Among the secondary endpoints, aficamten led to significant benefits over placebo at week 24 in the following:

  • Quality of life improvement on the Kansas City Cardiomyopathy Questionnaire (least squares mean difference 7 points, 95% CI 5-10)
  • Gain of at least one NYHA class (58.5% vs 24.3%)
  • LVOT gradient after the Valsalva maneuver (least squares mean difference -50 mm Hg, 95% CI -57 to -44)
  • LVOT of less than 30 mm Hg after the Valsalva maneuver in 49.3% vs 3.6%
  • Time eligible for septal reduction therapy under professional guidelines (least squares mean difference 78 fewer days, 95% CI -100 to -56)

Serious adverse events were numerically less common with aficamten (5.6% vs 9.3% with placebo). Adverse events more common with the drug were palpitations (7.0% vs 2.9%) and hypertension (7.7% vs 2.1%).

Aficamten also "modestly" lowered LVEF compared with placebo at week 24 (least squares mean difference -4.8 percentage points, 95% CI -6.3 to -3.2), but the difference disappeared after the 4-week washout period. Core lab-evaluated transient reduction of less than 50% in LVEF occurred in five aficamten-treated patients (3.5%) compared with one (0.7%) in the placebo group. Protocol-driven dose reduction occurred in seven (4.9%) aficamten patients. However, the researchers noted, "none of the patients in the aficamten group with a left ventricular ejection fraction of less than 50% had an interruption of treatment or an exacerbation of heart failure."

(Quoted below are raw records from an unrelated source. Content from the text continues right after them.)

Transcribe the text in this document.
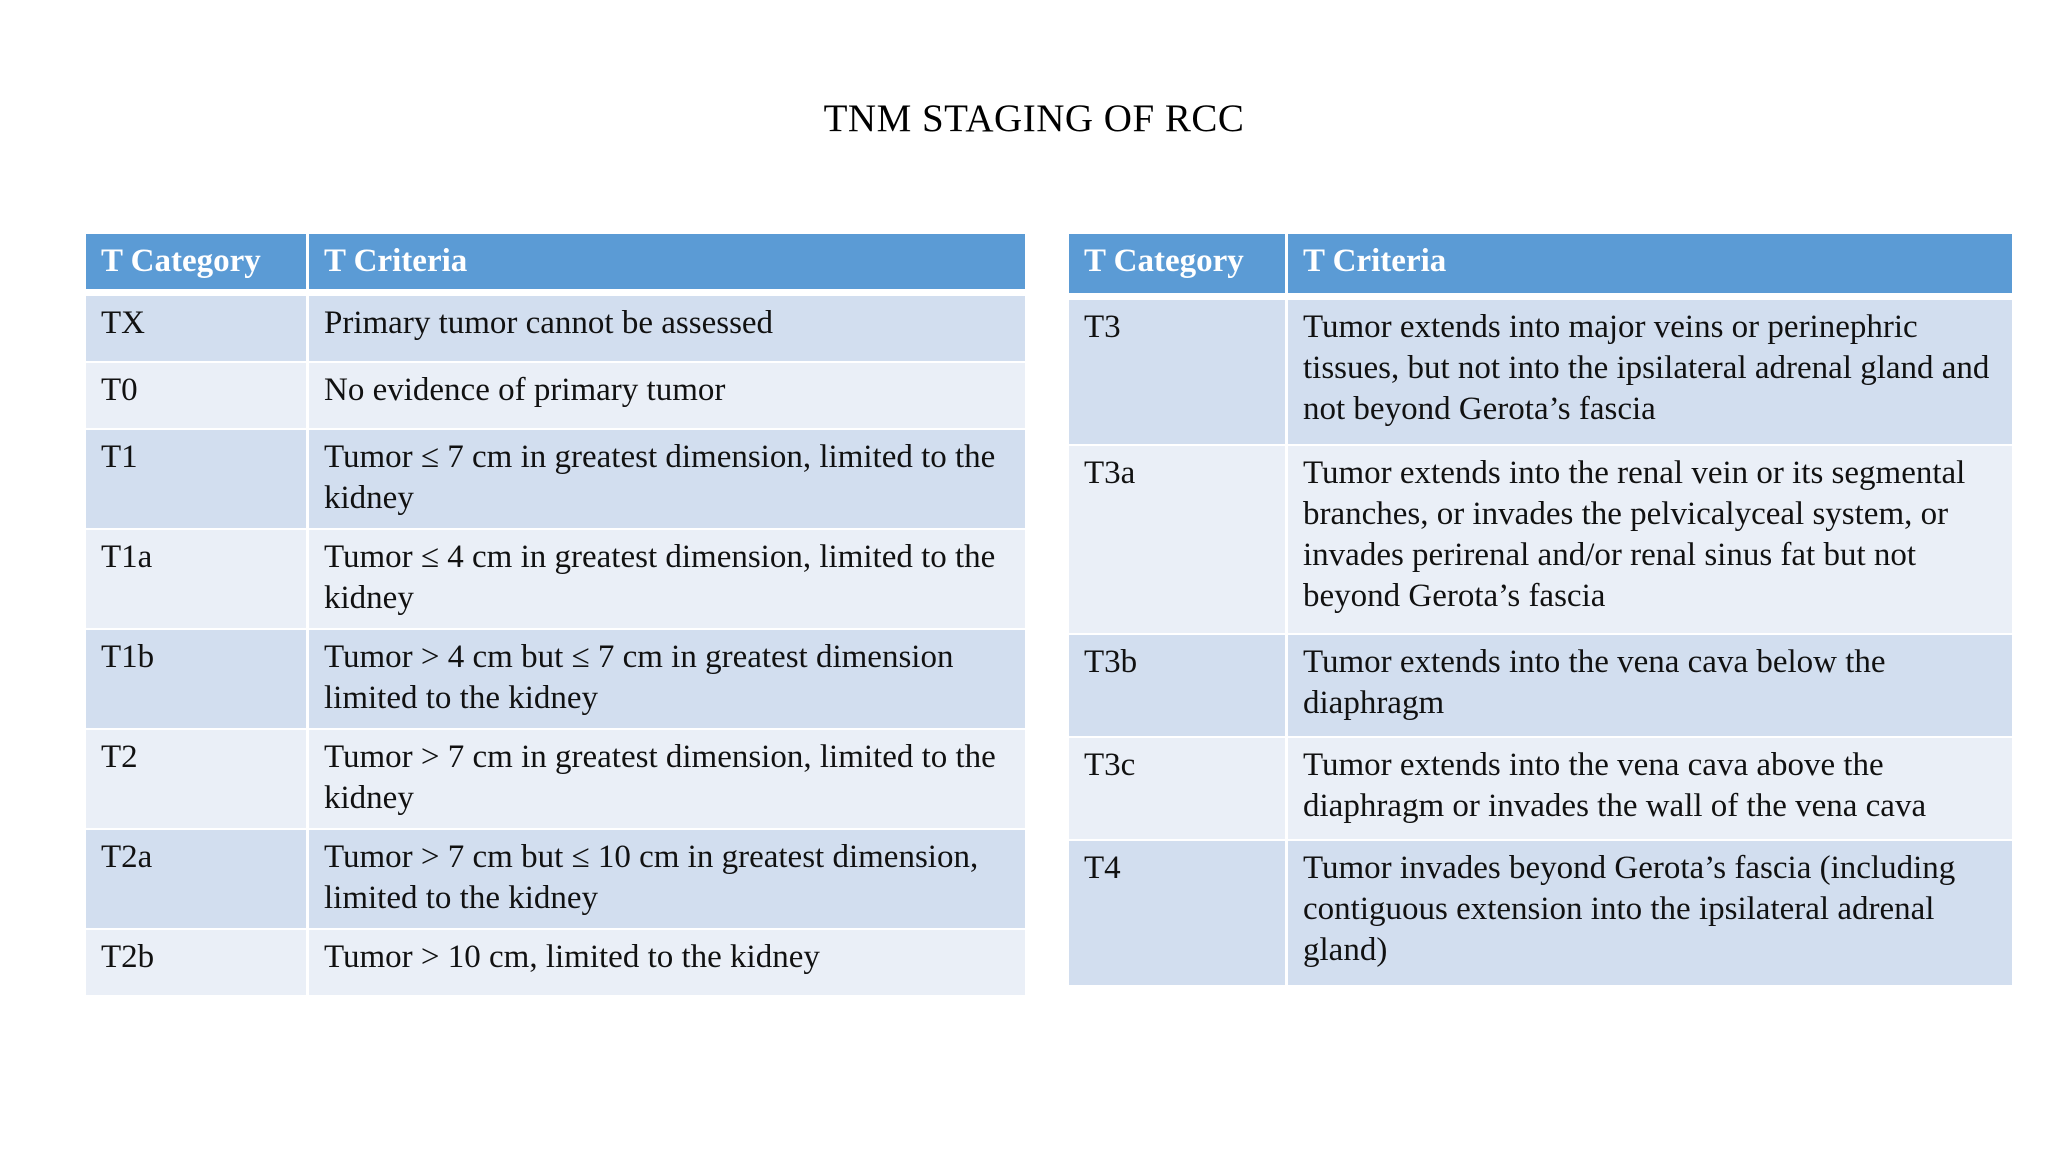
TNM STAGING OF RCC
T Category	T Criteria
TX	Primary tumor cannot be assessed
T0	No evidence of primary tumor
T1	Tumor ≤ 7 cm in greatest dimension, limited to the kidney
T1a	Tumor ≤ 4 cm in greatest dimension, limited to the kidney
T1b	Tumor > 4 cm but ≤ 7 cm in greatest dimension limited to the kidney
T2	Tumor > 7 cm in greatest dimension, limited to the kidney
T2a	Tumor > 7 cm but ≤ 10 cm in greatest dimension, limited to the kidney
T2b	Tumor > 10 cm, limited to the kidney
T Category	T Criteria
T3	Tumor extends into major veins or perinephric tissues, but not into the ipsilateral adrenal gland and not beyond Gerota’s fascia
T3a	Tumor extends into the renal vein or its segmental branches, or invades the pelvicalyceal system, or invades perirenal and/or renal sinus fat but not beyond Gerota’s fascia
T3b	Tumor extends into the vena cava below the diaphragm
T3c	Tumor extends into the vena cava above the diaphragm or invades the wall of the vena cava
T4	Tumor invades beyond Gerota’s fascia (including contiguous extension into the ipsilateral adrenal gland)
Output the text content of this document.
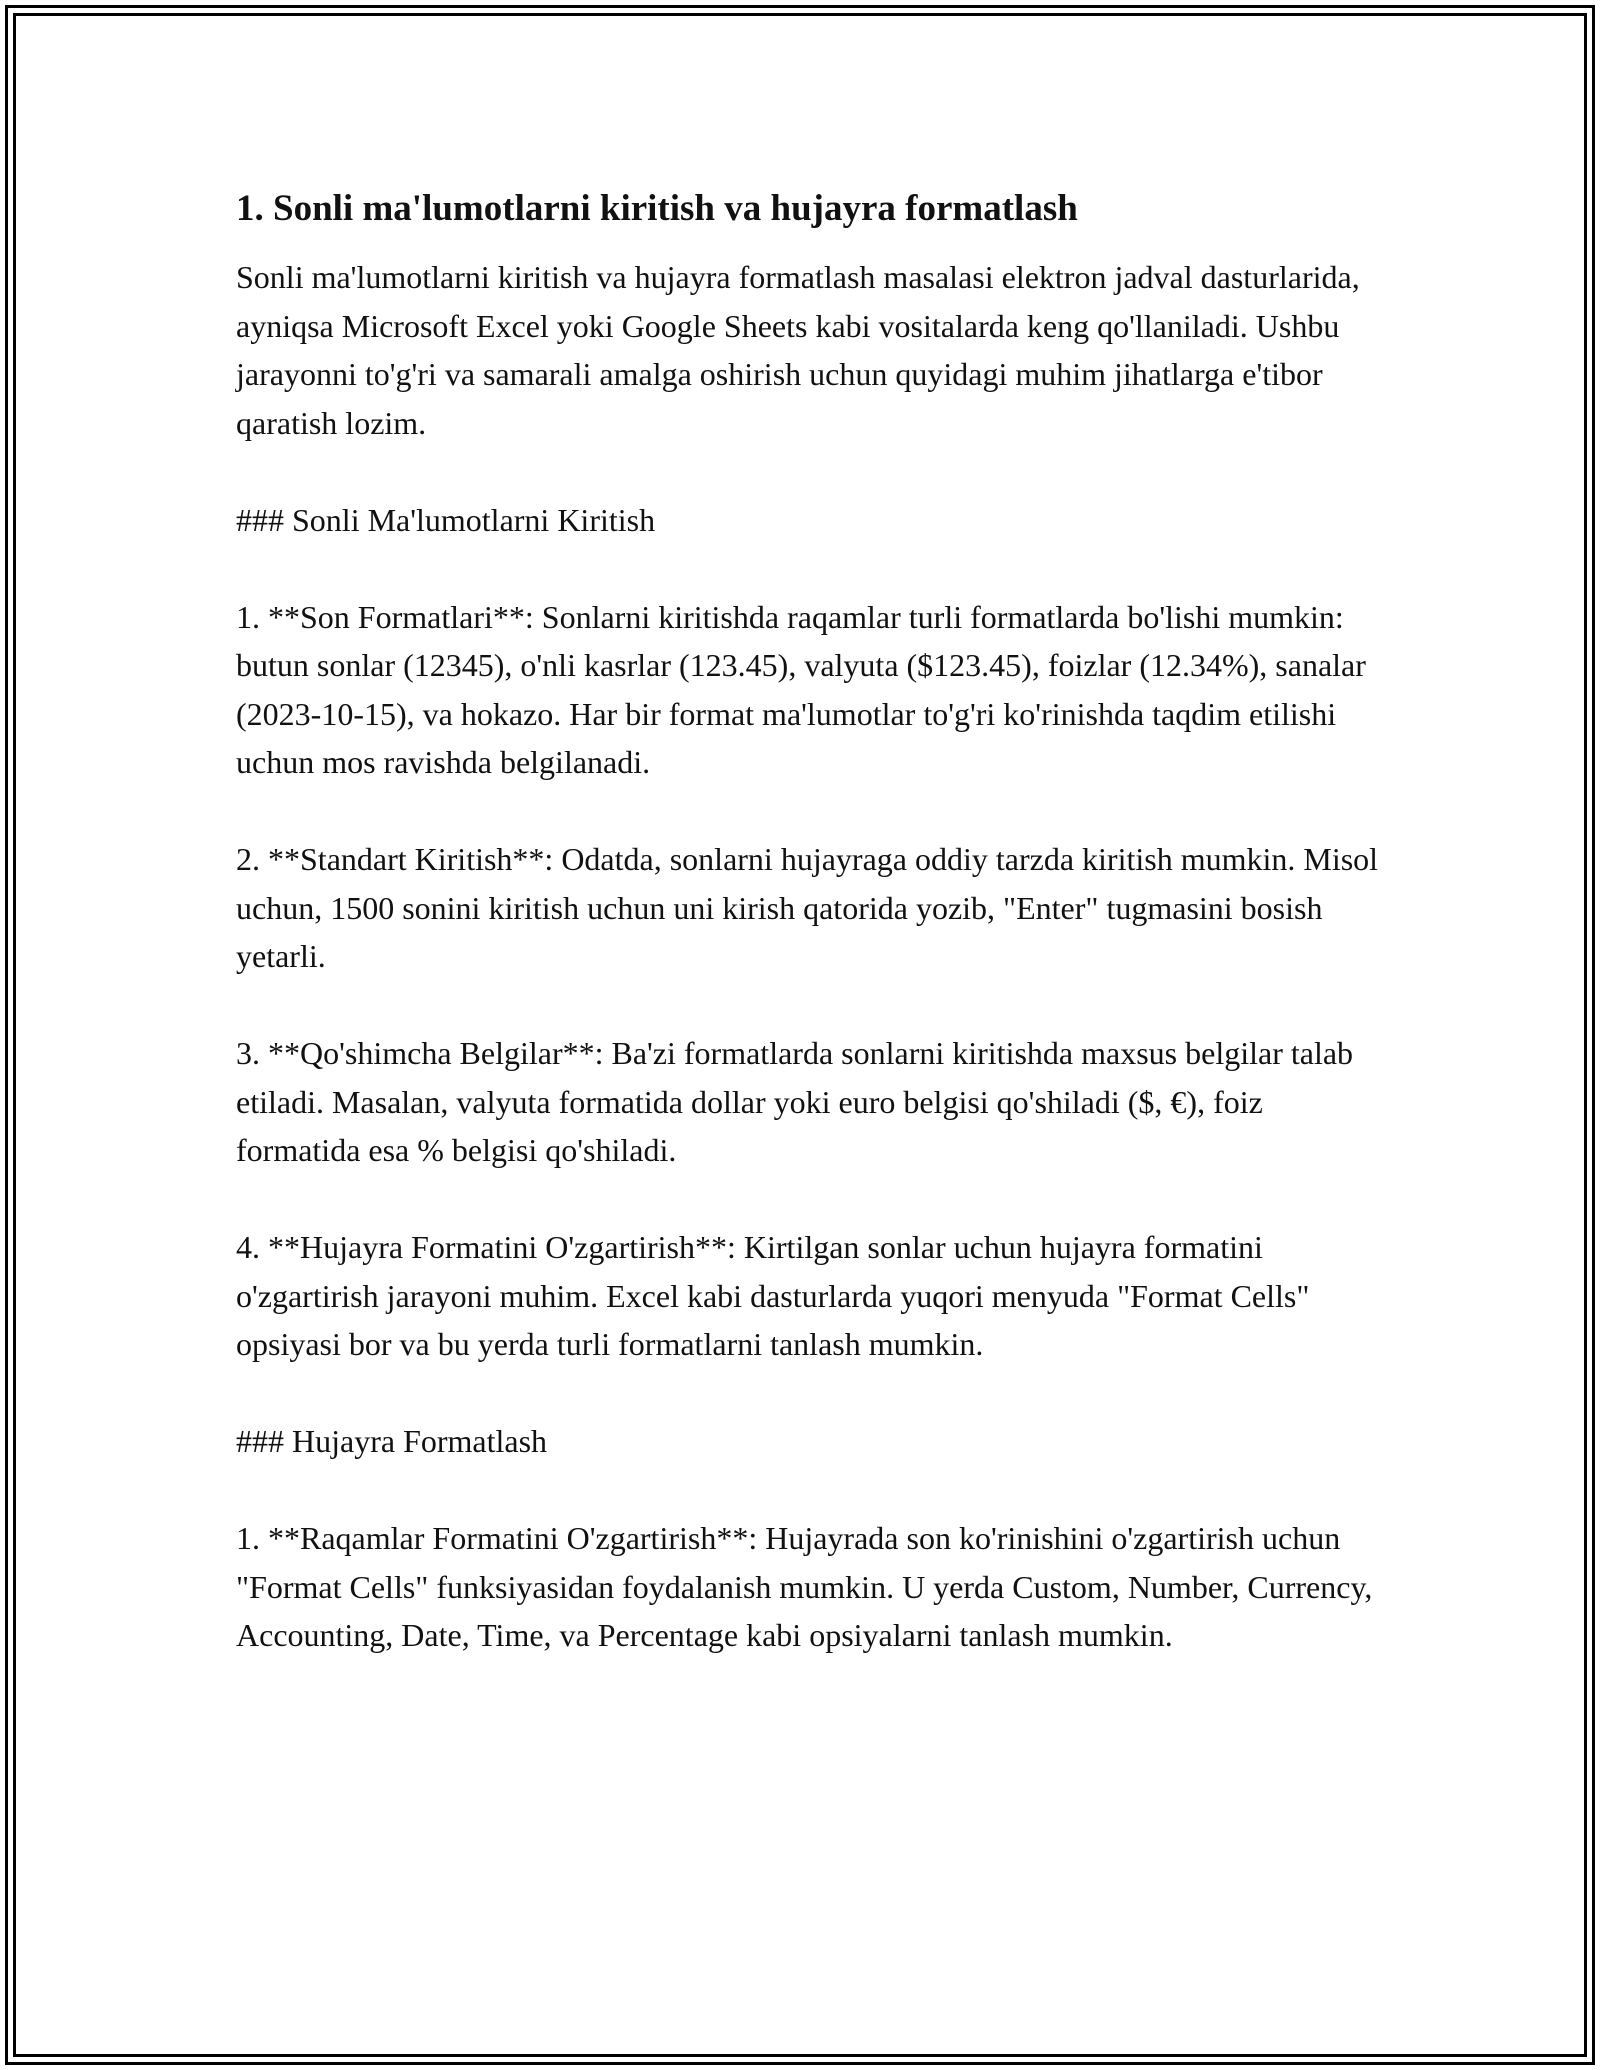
1. Sonli ma'lumotlarni kiritish va hujayra formatlash

Sonli ma'lumotlarni kiritish va hujayra formatlash masalasi elektron jadval dasturlarida, ayniqsa Microsoft Excel yoki Google Sheets kabi vositalarda keng qo'llaniladi. Ushbu jarayonni to'g'ri va samarali amalga oshirish uchun quyidagi muhim jihatlarga e'tibor qaratish lozim.

### Sonli Ma'lumotlarni Kiritish

1. **Son Formatlari**: Sonlarni kiritishda raqamlar turli formatlarda bo'lishi mumkin: butun sonlar (12345), o'nli kasrlar (123.45), valyuta ($123.45), foizlar (12.34%), sanalar (2023-10-15), va hokazo. Har bir format ma'lumotlar to'g'ri ko'rinishda taqdim etilishi uchun mos ravishda belgilanadi.

2. **Standart Kiritish**: Odatda, sonlarni hujayraga oddiy tarzda kiritish mumkin. Misol uchun, 1500 sonini kiritish uchun uni kirish qatorida yozib, "Enter" tugmasini bosish yetarli.

3. **Qo'shimcha Belgilar**: Ba'zi formatlarda sonlarni kiritishda maxsus belgilar talab etiladi. Masalan, valyuta formatida dollar yoki euro belgisi qo'shiladi ($, €), foiz formatida esa % belgisi qo'shiladi.

4. **Hujayra Formatini O'zgartirish**: Kirtilgan sonlar uchun hujayra formatini o'zgartirish jarayoni muhim. Excel kabi dasturlarda yuqori menyuda "Format Cells" opsiyasi bor va bu yerda turli formatlarni tanlash mumkin.

### Hujayra Formatlash

1. **Raqamlar Formatini O'zgartirish**: Hujayrada son ko'rinishini o'zgartirish uchun "Format Cells" funksiyasidan foydalanish mumkin. U yerda Custom, Number, Currency, Accounting, Date, Time, va Percentage kabi opsiyalarni tanlash mumkin.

They acknowledged the relatively short treatment period in the trial but noted that the improvement in exercise capacity with aficamten exceeded the minimal clinically important difference in peak oxygen uptake (1 ml/kg/min), "and previously reported improvements that were not as pronounced as those observed in this trial have been associated with enhanced survival among patients with heart failure without HCM."

Disclosures

The trial was funded by Cytokinetics.

Maron disclosed relationships with Cytokinetics, BioMarin Pharmaceutical, Edgewise, and Imbria.

Ommen disclosed no conflicts of interest.

Primary Source

New England Journal of Medicine

Maron MS, et al "Aficamten for symptomatic obstructive hypertrophic cardiomyopathy" N Engl J Med 2024; DOI: 10.1056/NEJMoa2401424.

Secondary Source

New England Journal of Medicine

Ommen SR "Sixty years of hemodynamic pharmacology in obstructive hypertrophic cardiomyopathy" N Engl J Med 2024; DOI: 10.1056/NEJMe2403937.